This week there was a Webicafe session arranged by the Route to Food Initiative on Agro-ecology. Route to Food has championed a petition in Kenya’s Parliament calling for the removal of harmful chemical pesticides that are sold in the country.
The session featured two experts; Dr David Amudavi of the Biovision Africa Trust and Nicholas Syano of the Drylands Natural Resources Centre (DNRC). Biovision Africa works with smallholder farmers in 13 counties to disseminate useful and practical scientific information through various channels, and they also have a program with the African Union working with 35 partners in 9 countries. The DNRC works with 800 farmers in Makueni county, training them on and sustainable agricultural practices such as indigenous plants and rainwater harvesting.
The organizations are all trying to ensure farmers can work with nature to achieve food security. This is at a time small scale farmers, who produce most food for the country, are most affected by climate change and get the least support from the Government.

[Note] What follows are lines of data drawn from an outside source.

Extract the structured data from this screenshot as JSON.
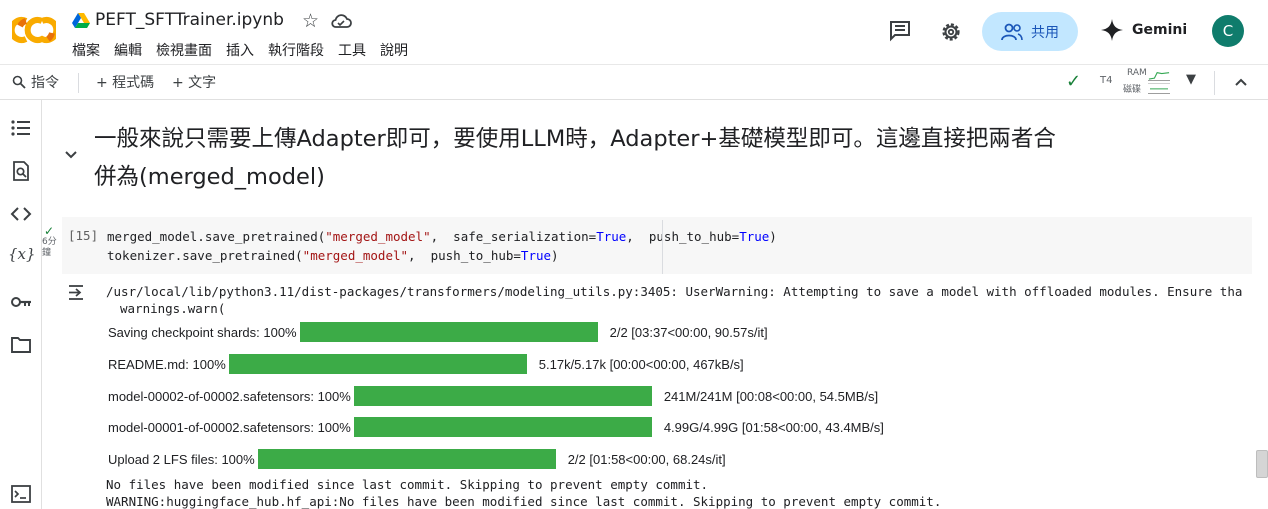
{
  "header": {
    "title": "PEFT_SFTTrainer.ipynb",
    "menu": [
      "檔案",
      "編輯",
      "檢視畫面",
      "插入",
      "執行階段",
      "工具",
      "說明"
    ],
    "share_label": "共用",
    "gemini_label": "Gemini",
    "avatar_letter": "C",
    "colors": {
      "accent": "#c2e7ff",
      "avatar": "#0f7c6c"
    }
  },
  "toolbar": {
    "commands_label": "指令",
    "code_label": "+ 程式碼",
    "text_label": "+ 文字",
    "runtime_type": "T4",
    "ram_label": "RAM",
    "disk_label": "磁碟"
  },
  "sidebar": {
    "icons": [
      "table-of-contents-icon",
      "find-replace-icon",
      "code-snippets-icon",
      "variables-icon",
      "secrets-key-icon",
      "files-folder-icon",
      "terminal-icon"
    ],
    "variables_glyph": "{x}"
  },
  "markdown": {
    "heading": "一般來說只需要上傳Adapter即可，要使用LLM時，Adapter+基礎模型即可。這邊直接把兩者合併為(merged_model)"
  },
  "cell": {
    "exec_count": "[15]",
    "exec_time": "6分鐘",
    "code": {
      "line1": [
        "merged_model.save_pretrained(",
        "\"merged_model\"",
        ",  safe_serialization=",
        "True",
        ",  push_to_hub=",
        "True",
        ")"
      ],
      "line2": [
        "tokenizer.save_pretrained(",
        "\"merged_model\"",
        ",  push_to_hub=",
        "True",
        ")"
      ]
    }
  },
  "output": {
    "warning_line": "/usr/local/lib/python3.11/dist-packages/transformers/modeling_utils.py:3405: UserWarning: Attempting to save a model with offloaded modules. Ensure tha",
    "warning_line2": "warnings.warn(",
    "progress": [
      {
        "label": "Saving checkpoint shards: 100%",
        "fraction": 1.0,
        "stats": "2/2  [03:37<00:00,  90.57s/it]"
      },
      {
        "label": "README.md: 100%",
        "fraction": 1.0,
        "stats": "5.17k/5.17k  [00:00<00:00,  467kB/s]"
      },
      {
        "label": "model-00002-of-00002.safetensors: 100%",
        "fraction": 1.0,
        "stats": "241M/241M  [00:08<00:00,  54.5MB/s]"
      },
      {
        "label": "model-00001-of-00002.safetensors: 100%",
        "fraction": 1.0,
        "stats": "4.99G/4.99G  [01:58<00:00,  43.4MB/s]"
      },
      {
        "label": "Upload  2  LFS  files: 100%",
        "fraction": 1.0,
        "stats": "2/2  [01:58<00:00,  68.24s/it]"
      }
    ],
    "log_line1": "No files have been modified since last commit. Skipping to prevent empty commit.",
    "log_line2": "WARNING:huggingface_hub.hf_api:No files have been modified since last commit. Skipping to prevent empty commit.",
    "bar_color": "#3cab47"
  }
}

- Agro-ecology is not a new concept. Agro-ecology is as old as agriculture. It borrows a lot from indigenous knowledge of agricultural practices, and it is only the term that is new.
- Agro-ecology is not organic farming. Indeed, organic is just one of the ways in which farmers can apply agro-ecology practices, which all seek to promote the use of alternatives such as minimum tillage, conservation agriculture, crop-rotation, manure, inter-cropping, mulching, permaculture, agroforestry, and organic – that can all improve soil health and fertility through less, or no, use of chemical inputs in food production.

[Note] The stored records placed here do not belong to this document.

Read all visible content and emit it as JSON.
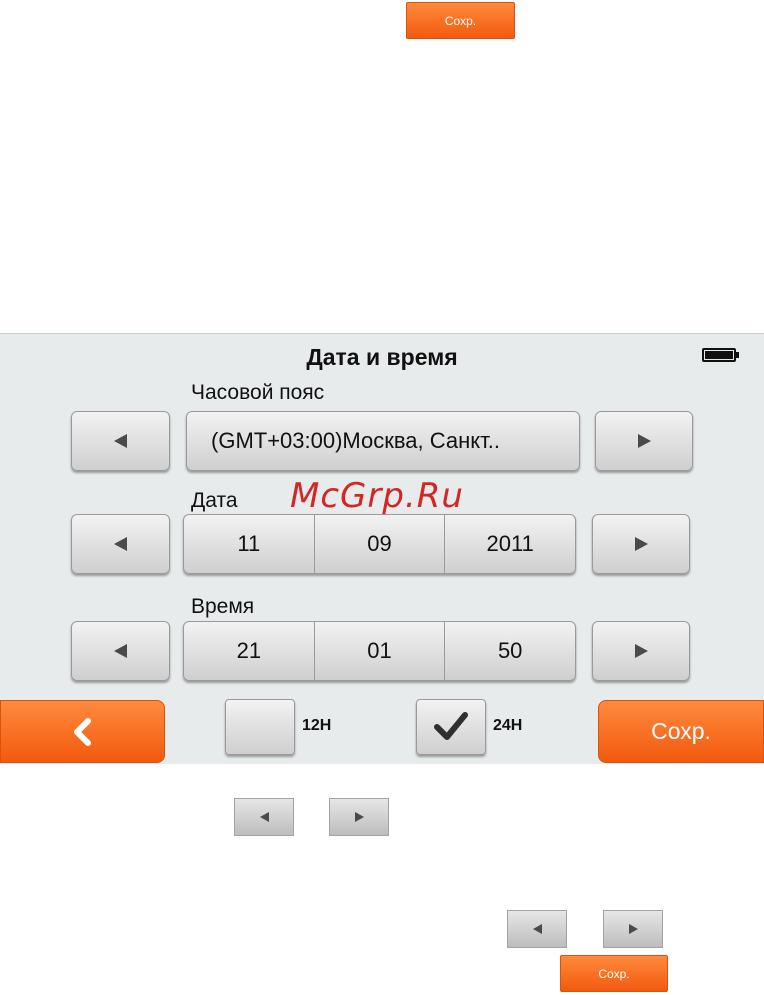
{
  "top_save_button": {
    "label": "Сохр."
  },
  "screen": {
    "title": "Дата и время",
    "timezone": {
      "label": "Часовой пояс",
      "value": "(GMT+03:00)Москва, Санкт.."
    },
    "date": {
      "label": "Дата",
      "day": "11",
      "month": "09",
      "year": "2011"
    },
    "time": {
      "label": "Время",
      "hours": "21",
      "minutes": "01",
      "seconds": "50"
    },
    "format_12h": {
      "label": "12H",
      "checked": false
    },
    "format_24h": {
      "label": "24H",
      "checked": true
    },
    "save_button": {
      "label": "Сохр."
    },
    "battery_level": 1.0
  },
  "watermark": "McGrp.Ru",
  "bottom_save_button": {
    "label": "Сохр."
  },
  "colors": {
    "accent_orange": "#f25a0e",
    "screen_background": "#e7ebeb",
    "watermark_red": "#d32626"
  },
  "icons": [
    "left-arrow-icon",
    "right-arrow-icon",
    "back-chevron-icon",
    "checkmark-icon",
    "battery-icon"
  ]
}
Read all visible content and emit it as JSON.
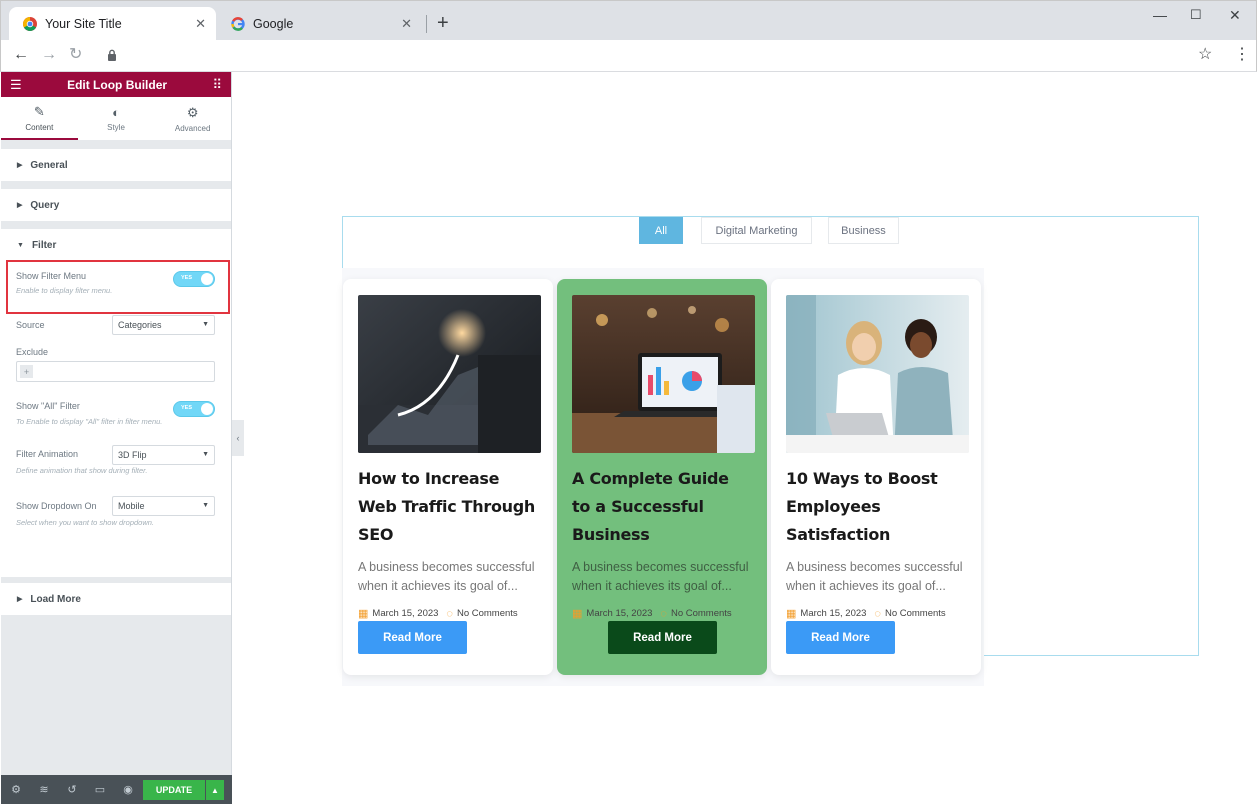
{
  "browser": {
    "tabs": [
      {
        "title": "Your Site Title",
        "active": true,
        "icon": "chrome-icon"
      },
      {
        "title": "Google",
        "active": false,
        "icon": "google-icon"
      }
    ]
  },
  "panel": {
    "title": "Edit Loop Builder",
    "tabs": [
      {
        "label": "Content",
        "icon": "pencil-icon",
        "active": true
      },
      {
        "label": "Style",
        "icon": "contrast-icon",
        "active": false
      },
      {
        "label": "Advanced",
        "icon": "gear-icon",
        "active": false
      }
    ],
    "sections": {
      "general": "General",
      "query": "Query",
      "filter": "Filter",
      "load_more": "Load More"
    },
    "filter": {
      "show_filter_menu": {
        "label": "Show Filter Menu",
        "desc": "Enable to display filter menu.",
        "toggle": "YES"
      },
      "source": {
        "label": "Source",
        "value": "Categories"
      },
      "exclude": {
        "label": "Exclude",
        "add": "+"
      },
      "show_all": {
        "label": "Show \"All\" Filter",
        "desc": "To Enable to display \"All\" filter in filter menu.",
        "toggle": "YES"
      },
      "animation": {
        "label": "Filter Animation",
        "value": "3D Flip",
        "desc": "Define animation that show during filter."
      },
      "dropdown": {
        "label": "Show Dropdown On",
        "value": "Mobile",
        "desc": "Select when you want to show dropdown."
      }
    },
    "footer": {
      "update": "UPDATE"
    }
  },
  "filters": [
    "All",
    "Digital Marketing",
    "Business"
  ],
  "active_filter": "All",
  "cards": [
    {
      "title": "How to Increase Web Traffic Through SEO",
      "excerpt": "A business becomes successful when it achieves its goal of...",
      "date": "March 15, 2023",
      "comments": "No Comments",
      "button": "Read More",
      "image": "laptop-growth-chart-photo"
    },
    {
      "title": "A Complete Guide to a Successful Business",
      "excerpt": "A business becomes successful when it achieves its goal of...",
      "date": "March 15, 2023",
      "comments": "No Comments",
      "button": "Read More",
      "image": "laptop-analytics-dashboard-photo"
    },
    {
      "title": "10 Ways to Boost Employees Satisfaction",
      "excerpt": "A business becomes successful when it achieves its goal of...",
      "date": "March 15, 2023",
      "comments": "No Comments",
      "button": "Read More",
      "image": "coworkers-laptop-photo"
    }
  ],
  "colors": {
    "panel_header": "#9b0a3d",
    "filter_active": "#5fb6e0",
    "read_more": "#3b9af6",
    "read_more_featured": "#0a4a1a",
    "featured_card": "#73bf7d",
    "highlight": "#e1343f"
  }
}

- Agro-ecology as a science looks at how plants and animals get manipulated by man to stimulate production and consumption. There is a balance in the interaction of plants, animals and humans – and anything harmful to any of the three, or the environment, is not acceptable in agro-ecology.
- Agro-ecology means food security: If you compare communities that rely on agro-ecology and those on monoculture, the ones that engage in diversified farming are more resilient to economic shocks – and governments should direct more research there to ensure food security and sustainable agriculture.

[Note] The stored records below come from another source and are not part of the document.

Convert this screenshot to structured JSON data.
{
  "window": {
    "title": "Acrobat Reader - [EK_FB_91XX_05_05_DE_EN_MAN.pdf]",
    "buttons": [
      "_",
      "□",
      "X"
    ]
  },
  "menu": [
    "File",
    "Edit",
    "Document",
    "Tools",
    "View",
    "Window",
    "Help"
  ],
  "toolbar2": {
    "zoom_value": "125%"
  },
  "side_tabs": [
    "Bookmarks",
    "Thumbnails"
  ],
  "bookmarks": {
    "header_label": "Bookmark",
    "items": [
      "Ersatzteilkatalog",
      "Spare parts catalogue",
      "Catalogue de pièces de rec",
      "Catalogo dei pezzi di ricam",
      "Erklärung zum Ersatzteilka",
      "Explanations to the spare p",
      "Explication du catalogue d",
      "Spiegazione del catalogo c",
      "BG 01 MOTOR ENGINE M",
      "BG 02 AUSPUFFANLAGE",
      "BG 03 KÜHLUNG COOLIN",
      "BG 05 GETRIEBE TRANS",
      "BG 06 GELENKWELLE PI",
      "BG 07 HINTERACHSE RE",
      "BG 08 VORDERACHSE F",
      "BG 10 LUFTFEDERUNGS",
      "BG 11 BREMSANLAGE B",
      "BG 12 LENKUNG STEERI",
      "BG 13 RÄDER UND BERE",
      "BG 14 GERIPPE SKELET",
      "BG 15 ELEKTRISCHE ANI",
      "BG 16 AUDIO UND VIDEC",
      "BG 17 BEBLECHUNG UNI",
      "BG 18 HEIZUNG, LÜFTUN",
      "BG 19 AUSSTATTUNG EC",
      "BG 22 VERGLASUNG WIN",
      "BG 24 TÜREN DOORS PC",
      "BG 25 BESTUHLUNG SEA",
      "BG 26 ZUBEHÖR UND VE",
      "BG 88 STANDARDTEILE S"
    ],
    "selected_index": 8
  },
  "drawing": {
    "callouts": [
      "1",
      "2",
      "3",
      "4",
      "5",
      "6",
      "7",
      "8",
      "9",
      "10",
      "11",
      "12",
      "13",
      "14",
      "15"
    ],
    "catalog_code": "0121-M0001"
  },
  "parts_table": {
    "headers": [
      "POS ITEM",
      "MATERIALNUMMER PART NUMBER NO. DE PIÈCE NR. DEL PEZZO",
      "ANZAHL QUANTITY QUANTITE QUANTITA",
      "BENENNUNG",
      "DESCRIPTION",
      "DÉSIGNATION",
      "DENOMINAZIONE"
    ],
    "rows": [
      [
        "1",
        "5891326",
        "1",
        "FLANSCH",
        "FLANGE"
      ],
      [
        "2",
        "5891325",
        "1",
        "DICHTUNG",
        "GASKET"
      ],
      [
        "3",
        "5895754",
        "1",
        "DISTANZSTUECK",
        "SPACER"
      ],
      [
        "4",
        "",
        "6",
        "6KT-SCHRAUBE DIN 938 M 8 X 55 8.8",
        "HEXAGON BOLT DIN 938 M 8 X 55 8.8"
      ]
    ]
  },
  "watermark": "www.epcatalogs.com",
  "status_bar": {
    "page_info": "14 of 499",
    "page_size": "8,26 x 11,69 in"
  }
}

- Challenges include low awareness and funding. Agro-economy can feed the nation., but agriculture gets a tiny share of the national budget devoted to research funding and even smaller for agro-ecology (estimated 2% of agricultural funding). Currently, most-research funding goes to mono-culture, industrial-based, crop farming that is also supported by political voices. This is compounded further by a lack of data on the uptake of agro-ecology. as well as people who can write well about agro-ecology.
- In agro-ecology, if you plant trees, grow as many varieties of trees. In Makueni, DNRC has re-planted trees that had vanished – lost varieties of fruit, dry land species and nitrogen-fixing trees. They also plant acacia that grows very fast and is useful for honey farming and charcoal. Individual farmers bring in their small honey harvests and the organization sells them as a collective and share the money out. They also make green charcoal in a special kiln using pruned acacia wood. Over the last decade, DNRC has planted Moringa trees – and with the outbreak of COVID this year, they have seen great demand for Moringa seedlings, oil and powder.
- One good agro-ecology practice is to have African farmers use seeds adapted to local conditions. These can be sold, re-used, and exchanged while avoiding some monopoly seed laws that restrict what farmers can do with their seeds and multinational intellectual property disputes.